Наконец бедная безумная женщина перешла за давно зияющую перед ней тёмную пропасть, и мученица успокоилась в лоне смерти. Тихо и безмолвно она канула в вечность, заснула непробудным сном в своей тёмной могиле, а через несколько месяцев за нею последовала и мученица-дочь. Чахотка скоро сделала своё дело с этим слабым, почти ещё детским организмом. Не прошло после моего приезда из Японии и года, как я остался один в целом мире. Даже мой дорогой далеко странствующий племянник, место пребывания которого мне удалось наконец узнать, — единственный оставшийся в живых родственник — изъявил письменно желание остаться при заменившем ему отца шкипере и следовать избранной им для него профессии. То был последний для меня удар.

Да, я остался на свете один, живой развалиной прежнего, и выглядя в тридцать лет шестидесятилетним стариком. Видения не прекращались, и я продолжал делаться невольным свидетелем греха и преступлений, пока, наконец, на самом краю помешательства, я внезапно решился на отчаянный шаг. «Я вернусь в Киото и пойду к ямабузи. Я брошусь к ногам святого, оскорбленного мною старца, и не подымусь, пока он не простит меня, не отзовёт и не укротит созданного моим высокомерным неверием, но всё же пробужденного им самим Франкенштейна, демона, с которым я, по моей слепоте и гордости, не пожелал тогда расстаться!..» — отчаянно воскликнул я.

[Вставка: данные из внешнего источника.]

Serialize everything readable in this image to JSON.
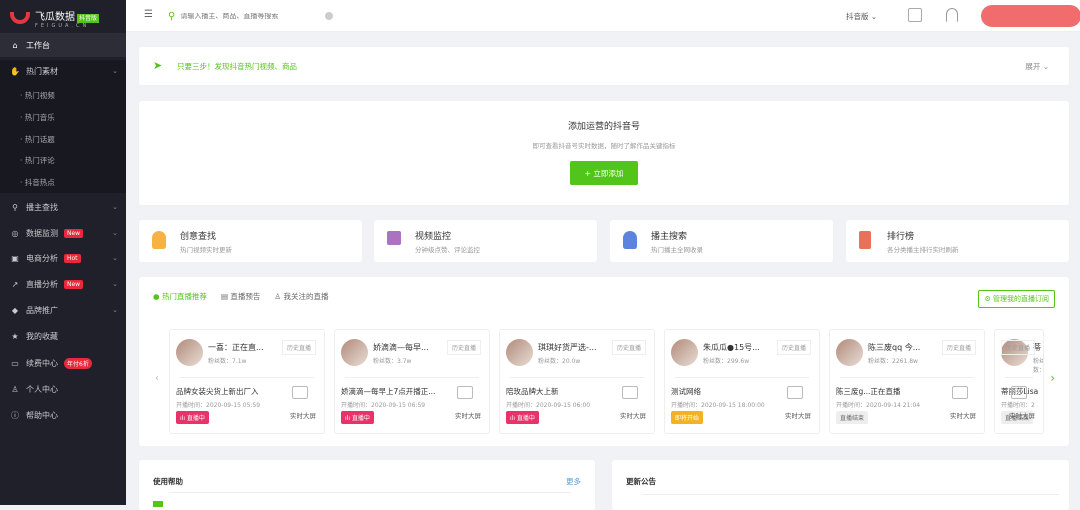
{
  "sidebar": {
    "logo": {
      "name": "飞瓜数据",
      "badge": "抖音版",
      "sub": "FEIGUA.CN"
    },
    "items": [
      {
        "label": "工作台",
        "icon": "home-icon"
      },
      {
        "label": "热门素材",
        "icon": "hand-icon"
      },
      {
        "label": "播主查找",
        "icon": "search-icon"
      },
      {
        "label": "数据监测",
        "icon": "monitor-icon",
        "tag": "New"
      },
      {
        "label": "电商分析",
        "icon": "bag-icon",
        "tag": "Hot"
      },
      {
        "label": "直播分析",
        "icon": "trend-icon",
        "tag": "New"
      },
      {
        "label": "品牌推广",
        "icon": "diamond-icon"
      },
      {
        "label": "我的收藏",
        "icon": "star-icon"
      },
      {
        "label": "续费中心",
        "icon": "card-icon",
        "tag": "年付6折"
      },
      {
        "label": "个人中心",
        "icon": "user-icon"
      },
      {
        "label": "帮助中心",
        "icon": "help-icon"
      }
    ],
    "sub_items": [
      "热门视频",
      "热门音乐",
      "热门话题",
      "热门评论",
      "抖音热点"
    ]
  },
  "topbar": {
    "search_placeholder": "请输入播主、商品、直播等搜索",
    "version": "抖音版"
  },
  "banner": {
    "text": "只要三步！发现抖音热门视频、商品",
    "expand": "展开"
  },
  "add": {
    "title": "添加运营的抖音号",
    "desc": "即可查看抖音号实时数据，随时了解作品关键指标",
    "button": "+ 立即添加"
  },
  "features": [
    {
      "title": "创意查找",
      "desc": "热门视频实时更新",
      "color": "#f5a623"
    },
    {
      "title": "视频监控",
      "desc": "分钟级点赞、评论监控",
      "color": "#9b59b6"
    },
    {
      "title": "播主搜索",
      "desc": "热门播主全网收录",
      "color": "#3f6fd8"
    },
    {
      "title": "排行榜",
      "desc": "各分类播主排行实时刷新",
      "color": "#e05a3a"
    }
  ],
  "live": {
    "tabs": [
      "热门直播推荐",
      "直播预告",
      "我关注的直播"
    ],
    "manage": "管理我的直播订阅",
    "fans_label": "粉丝数：",
    "time_label": "开播时间：",
    "history": "历史直播",
    "screen": "实时大屏",
    "cards": [
      {
        "name": "一喜：正在直...",
        "fans": "7.1w",
        "title": "品牌女装尖货上新出厂入",
        "time": "2020-09-15 05:59",
        "status": "直播中",
        "status_color": "#e8336a"
      },
      {
        "name": "娇滴滴—每早...",
        "fans": "3.7w",
        "title": "娇滴滴—每早上7点开播正...",
        "time": "2020-09-15 06:59",
        "status": "直播中",
        "status_color": "#e8336a"
      },
      {
        "name": "琪琪好货严选-...",
        "fans": "20.0w",
        "title": "陪玫品牌大上新",
        "time": "2020-09-15 06:00",
        "status": "直播中",
        "status_color": "#e8336a"
      },
      {
        "name": "朱瓜瓜●15号...",
        "fans": "299.6w",
        "title": "测试网络",
        "time": "2020-09-15 18:00:00",
        "status": "即将开始",
        "status_color": "#f5b120"
      },
      {
        "name": "陈三废qq 今...",
        "fans": "2261.8w",
        "title": "陈三废g...正在直播",
        "time": "2020-09-14 21:04",
        "status": "直播结束",
        "status_color": "#eeeeee"
      },
      {
        "name": "蒂",
        "fans": "",
        "title": "蒂丽莎Lisa",
        "time": "2",
        "status": "直播结束",
        "status_color": "#eeeeee"
      }
    ]
  },
  "help": {
    "title": "使用帮助",
    "more": "更多"
  },
  "notice": {
    "title": "更新公告"
  }
}
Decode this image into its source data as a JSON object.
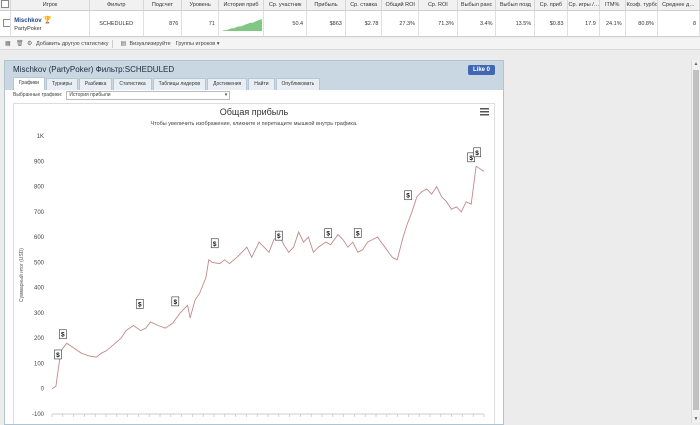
{
  "table": {
    "headers": [
      "Игрок",
      "Фильтр",
      "Подсчет",
      "Уровень",
      "История приб",
      "Ср. участник",
      "Прибыль",
      "Ср. ставка",
      "Общий ROI",
      "Ср. ROI",
      "Выбыл ранс",
      "Выбыл позд",
      "Ср. приб",
      "Ср. игры /…",
      "ITM%",
      "Коэф. турбо",
      "Среднее д…"
    ],
    "row": {
      "player": "Mischkov",
      "room": "PartyPoker",
      "filter": "SCHEDULED",
      "count": "876",
      "level": "71",
      "avg_participants": "50.4",
      "profit": "$863",
      "avg_stake": "$2.78",
      "total_roi": "27.3%",
      "avg_roi": "71.3%",
      "early_out": "3.4%",
      "late_out": "13.5%",
      "avg_profit": "$0.83",
      "avg_games": "17.9",
      "itm": "24.1%",
      "turbo": "80.8%",
      "avg_last": "8"
    }
  },
  "toolbar": {
    "add_stats": "Добавить другую статистику",
    "visualize": "Визуализируйте",
    "player_groups": "Группы игроков ▾"
  },
  "panel": {
    "title": "Mischkov (PartyPoker) Фильтр:SCHEDULED",
    "like": "Like 0",
    "tabs": [
      "Графики",
      "Турниры",
      "Разбивка",
      "Статистика",
      "Таблицы лидеров",
      "Достижения",
      "Найти",
      "Опубликовать"
    ],
    "selected_graph_label": "Выбранные графики:",
    "selected_graph_value": "История прибыли"
  },
  "chart_data": {
    "type": "line",
    "title": "Общая прибыль",
    "subtitle": "Чтобы увеличить изображение, кликните и перетащите мышкой внутрь графика.",
    "ylabel": "Суммарный итог (USD)",
    "xlabel": "",
    "ylim": [
      -100,
      1000
    ],
    "yticks": [
      "-100",
      "0",
      "100",
      "200",
      "300",
      "400",
      "500",
      "600",
      "700",
      "800",
      "900",
      "1K"
    ],
    "grid": false,
    "x": [
      0,
      8,
      18,
      30,
      45,
      60,
      75,
      90,
      100,
      110,
      122,
      140,
      150,
      165,
      180,
      190,
      200,
      215,
      230,
      245,
      260,
      275,
      280,
      290,
      300,
      312,
      318,
      325,
      340,
      350,
      360,
      375,
      385,
      395,
      405,
      420,
      430,
      440,
      450,
      460,
      470,
      480,
      490,
      500,
      510,
      520,
      530,
      540,
      555,
      565,
      580,
      590,
      600,
      610,
      620,
      630,
      640,
      650,
      660,
      675,
      690,
      700,
      712,
      720,
      730,
      740,
      750,
      760,
      770,
      780,
      790,
      800,
      810,
      820,
      830,
      840,
      850,
      860,
      876
    ],
    "values": [
      0,
      10,
      150,
      180,
      160,
      140,
      130,
      125,
      140,
      150,
      170,
      200,
      230,
      250,
      230,
      240,
      265,
      250,
      240,
      260,
      300,
      330,
      280,
      350,
      380,
      440,
      510,
      500,
      495,
      510,
      495,
      520,
      540,
      560,
      520,
      580,
      560,
      540,
      590,
      610,
      570,
      540,
      560,
      620,
      580,
      600,
      540,
      560,
      580,
      570,
      610,
      590,
      560,
      580,
      540,
      550,
      580,
      590,
      600,
      560,
      520,
      510,
      600,
      650,
      700,
      760,
      780,
      790,
      770,
      800,
      760,
      740,
      710,
      720,
      700,
      740,
      730,
      880,
      860
    ],
    "markers": [
      {
        "x": 12,
        "value": 100,
        "label": "$"
      },
      {
        "x": 22,
        "value": 180,
        "label": "$"
      },
      {
        "x": 178,
        "value": 300,
        "label": "$"
      },
      {
        "x": 250,
        "value": 310,
        "label": "$"
      },
      {
        "x": 330,
        "value": 540,
        "label": "$"
      },
      {
        "x": 460,
        "value": 570,
        "label": "$"
      },
      {
        "x": 560,
        "value": 580,
        "label": "$"
      },
      {
        "x": 620,
        "value": 580,
        "label": "$"
      },
      {
        "x": 722,
        "value": 730,
        "label": "$"
      },
      {
        "x": 850,
        "value": 880,
        "label": "$"
      },
      {
        "x": 862,
        "value": 900,
        "label": "$"
      }
    ],
    "line_color": "#c08a8a"
  },
  "spark": [
    0,
    1,
    1,
    2,
    3,
    3,
    4,
    5,
    5,
    6,
    7,
    8,
    9,
    9,
    10,
    11,
    12,
    13
  ]
}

Три месяца спустя я был снова дома, в Японии. Отыскав моего старого почтенного друга бонзу Тамуру Хидейхери, я умолял его повести меня тотчас же к ямабузи, невольному виновнику моих ежедневных терзаний. Его ответ удесятерил моё отчаяние: святой отшельник покинул свою родину; никто не мог наверное сказать, для каких стран. Он распрощался с братией в одно прекрасное утро с намерением отправиться на богомолье вглубь страны и, следуя обычаю, не мог вернуться, — ес-ли только смерть не сократит периода — ранее семи лет!